From speaking to Carneiro, the company could start producing molten iron through the chosen method today – not at a scale the steel-industry would yet consider commercial, but at a pilot scale at least.

For the commercial process to be considered green, the company would need renewable electricity to do this; and lots of it.

Carneiro doesn’t shy away from this, explaining that MOE will require 4 MWh of electricity per tonne of steel to work at such a scale. This is the equivalent of up to 500 MW for a 1 Mt/y molten iron plant.

The incumbent process Carneiro and his US-based team are looking to take market share from requires 5.5-6 MWh of energy per tonne of steel, while the electric arc furnace (EAF) method of making steel – which uses predominantly scrap metal – has a much smaller electricity requirement.

“If you had 2 billion tonnes of scrap to be melted, the EAF route is the best way to make steel, hands down,” Carneiro admits. “The problem is you don’t have such scrap availability and, in order to increase supply, you would need lots more steel coming from iron ore.”

For reference, the HYBRIT process is expected to require 600 MW of hydrogen electrolyser capacity to 2025 to get LKAB to the 1.3 Mt/y sponge iron (DRI) mark.

Yet, scrap steel is not the only thing in short supply currently. Green electricity is far from abundant, with only the likes of Quebec (hydro power capacity) and some Nordic countries having a plentiful supply – a fact Carneiro acknowledges.
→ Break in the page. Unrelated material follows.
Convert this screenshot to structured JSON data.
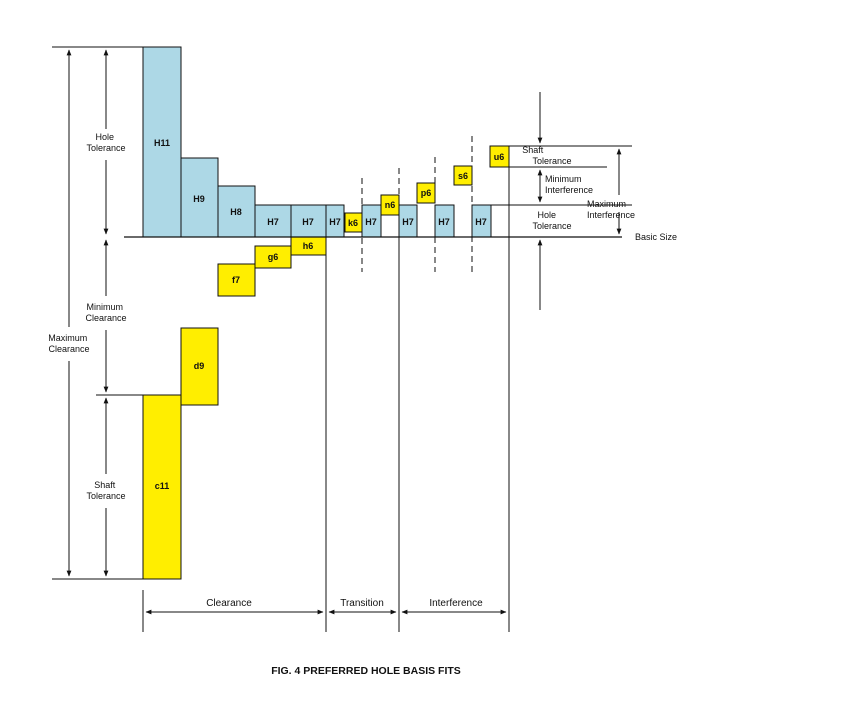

“If you don’t believe that green electricity will be available, abundant, reliable and cheap in the future, you can forget about the MOE process,” he said. “But then you also have to forget about a lot of other processes that are set to use green electricity and the massive amounts of investment the green energy space is seeing on an annual basis.
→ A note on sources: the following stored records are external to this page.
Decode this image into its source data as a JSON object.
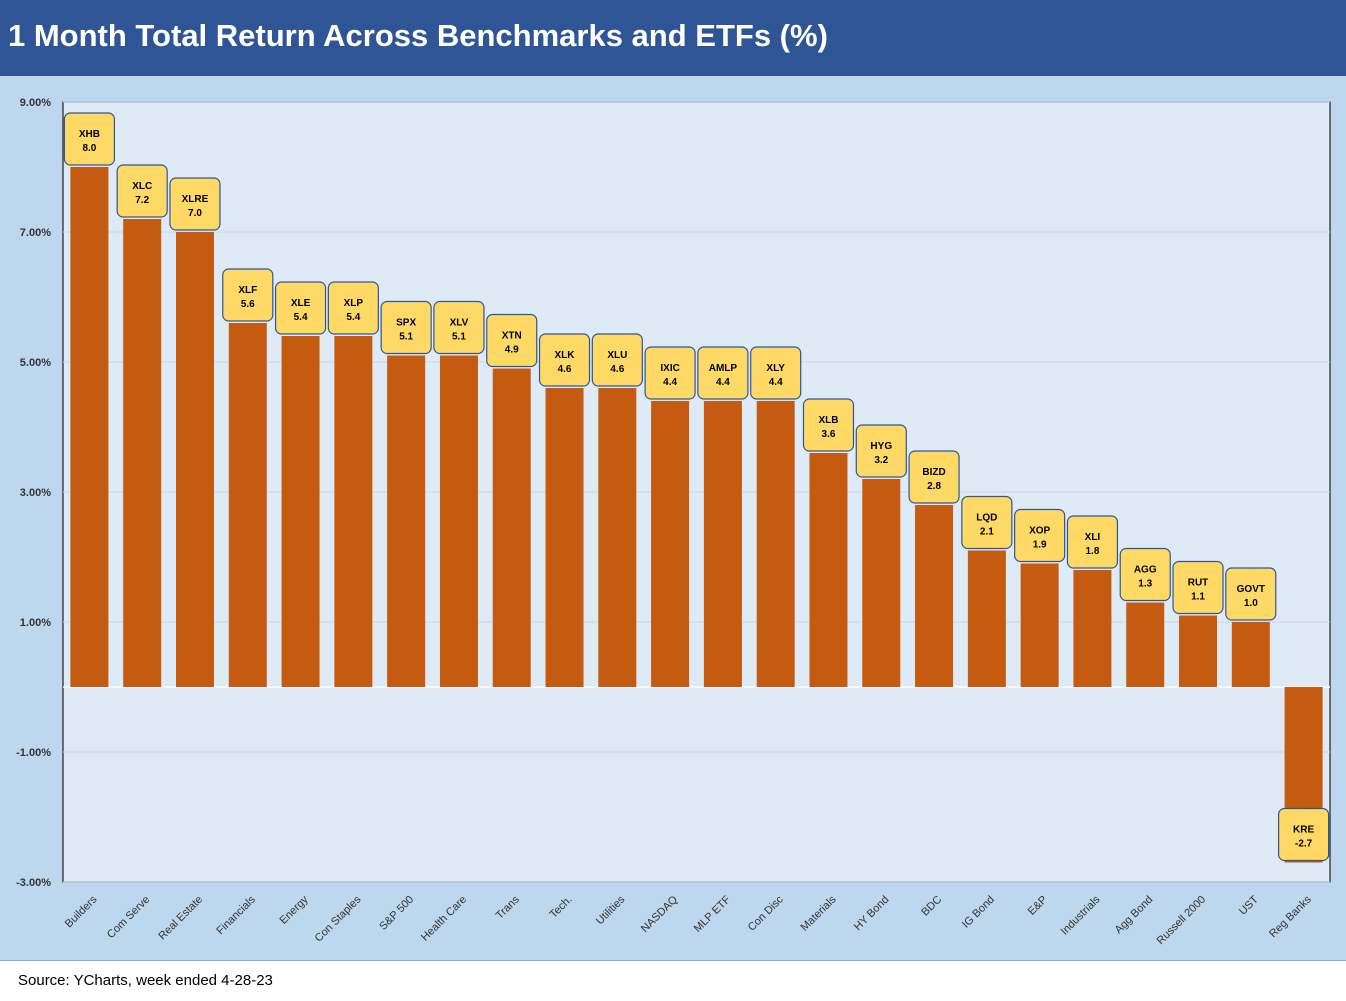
{
  "header": {
    "title": "1 Month Total Return Across Benchmarks and ETFs (%)"
  },
  "footer": {
    "source": "Source: YCharts, week ended 4-28-23"
  },
  "colors": {
    "header_bg": "#2f5597",
    "page_bg": "#bdd7ee",
    "plot_bg": "#deebf7",
    "bar": "#c55a11",
    "label_box": "#ffd966",
    "label_border": "#2f5597"
  },
  "chart_data": {
    "type": "bar",
    "title": "1 Month Total Return Across Benchmarks and ETFs (%)",
    "xlabel": "",
    "ylabel": "",
    "ylim": [
      -3,
      9
    ],
    "yticks": [
      9,
      7,
      5,
      3,
      1,
      -1,
      -3
    ],
    "ytick_labels": [
      "9.00%",
      "7.00%",
      "5.00%",
      "3.00%",
      "1.00%",
      "-1.00%",
      "-3.00%"
    ],
    "grid": true,
    "legend": "none",
    "categories": [
      "Builders",
      "Com Serve",
      "Real Estate",
      "Financials",
      "Energy",
      "Con Staples",
      "S&P 500",
      "Health Care",
      "Trans",
      "Tech.",
      "Utilities",
      "NASDAQ",
      "MLP ETF",
      "Con Disc",
      "Materials",
      "HY Bond",
      "BDC",
      "IG Bond",
      "E&P",
      "Industrials",
      "Agg Bond",
      "Russell 2000",
      "UST",
      "Reg Banks"
    ],
    "tickers": [
      "XHB",
      "XLC",
      "XLRE",
      "XLF",
      "XLE",
      "XLP",
      "SPX",
      "XLV",
      "XTN",
      "XLK",
      "XLU",
      "IXIC",
      "AMLP",
      "XLY",
      "XLB",
      "HYG",
      "BIZD",
      "LQD",
      "XOP",
      "XLI",
      "AGG",
      "RUT",
      "GOVT",
      "KRE"
    ],
    "values": [
      8.0,
      7.2,
      7.0,
      5.6,
      5.4,
      5.4,
      5.1,
      5.1,
      4.9,
      4.6,
      4.6,
      4.4,
      4.4,
      4.4,
      3.6,
      3.2,
      2.8,
      2.1,
      1.9,
      1.8,
      1.3,
      1.1,
      1.0,
      -2.7
    ],
    "value_labels": [
      "8.0",
      "7.2",
      "7.0",
      "5.6",
      "5.4",
      "5.4",
      "5.1",
      "5.1",
      "4.9",
      "4.6",
      "4.6",
      "4.4",
      "4.4",
      "4.4",
      "3.6",
      "3.2",
      "2.8",
      "2.1",
      "1.9",
      "1.8",
      "1.3",
      "1.1",
      "1.0",
      "-2.7"
    ]
  }
}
“Society has decided to go electric and to go electric in a green way, so it is only reasonable to expect that, in the future, electricity will be all of this.”
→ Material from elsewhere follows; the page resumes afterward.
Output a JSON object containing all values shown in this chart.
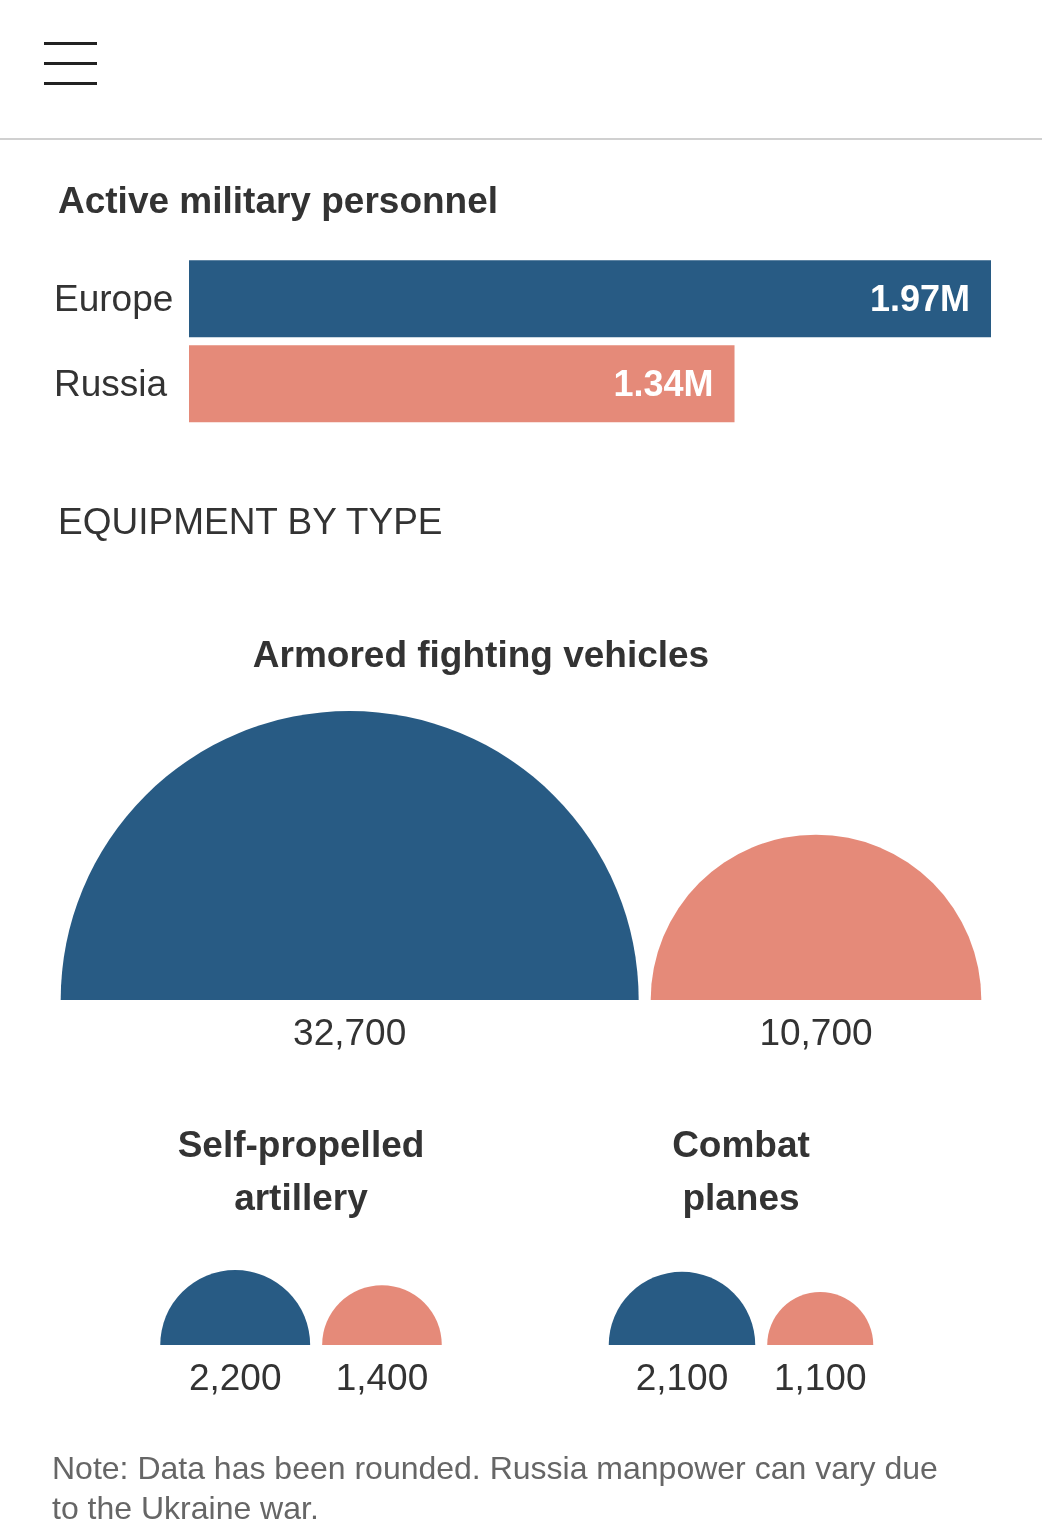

Carneiro is planning for such a transition, with his company in the process of commissioning a full-size industrial MOE cell at its Woburn, Massachusetts headquarters. This could be ready as early as next month.

It follows a trial of a pilot cell at Brazil-based ferroniobium producer CBMM’s production plant in Araxá, Brazil, where the technology was able to use the same process to turn niobium ore into high-value ferroniobium-based products.

“We were able to prove out the process with CBMM on a smaller scale, which has given us the confidence to make a much bigger cell.”

The company plans to use this bigger cell and, through a subsidiary in Brazil, take advantage of other opportunities to extract value from mining waste using the MOE technology. This could see Boston Metal assemble a battery of MOE cells to manufacture some 5,000-10,000 t of high value-added metals.

While this is deemed ‘pilot scale’ for steel producers, it is sizeable for those producing high value-added products such as niobium, vanadium, tantalum, chrome and others, Carneiro said. And the project will only aide the company’s steel-making ambitions.

“By developing the cell for these high value-added metals, we are finding lots of the answers for the steel-sized cells as well,” he said.

Such groundwork today is preparing the company for a time when steel-makers and iron ore miners have assessed the green electricity landscape and are ready to invest in such technology.

“All the leading steel-making companies have made pledges to be carbon neutral by the 2050s,” Carneiro said. “This means they need to phase out carbon reduction by the mid- to late-2030s. By this point in time, we will be ready to offer our solution on a commercial scale, allowing them to take advantage of the abundance of iron ores – low and high grade – around the world.”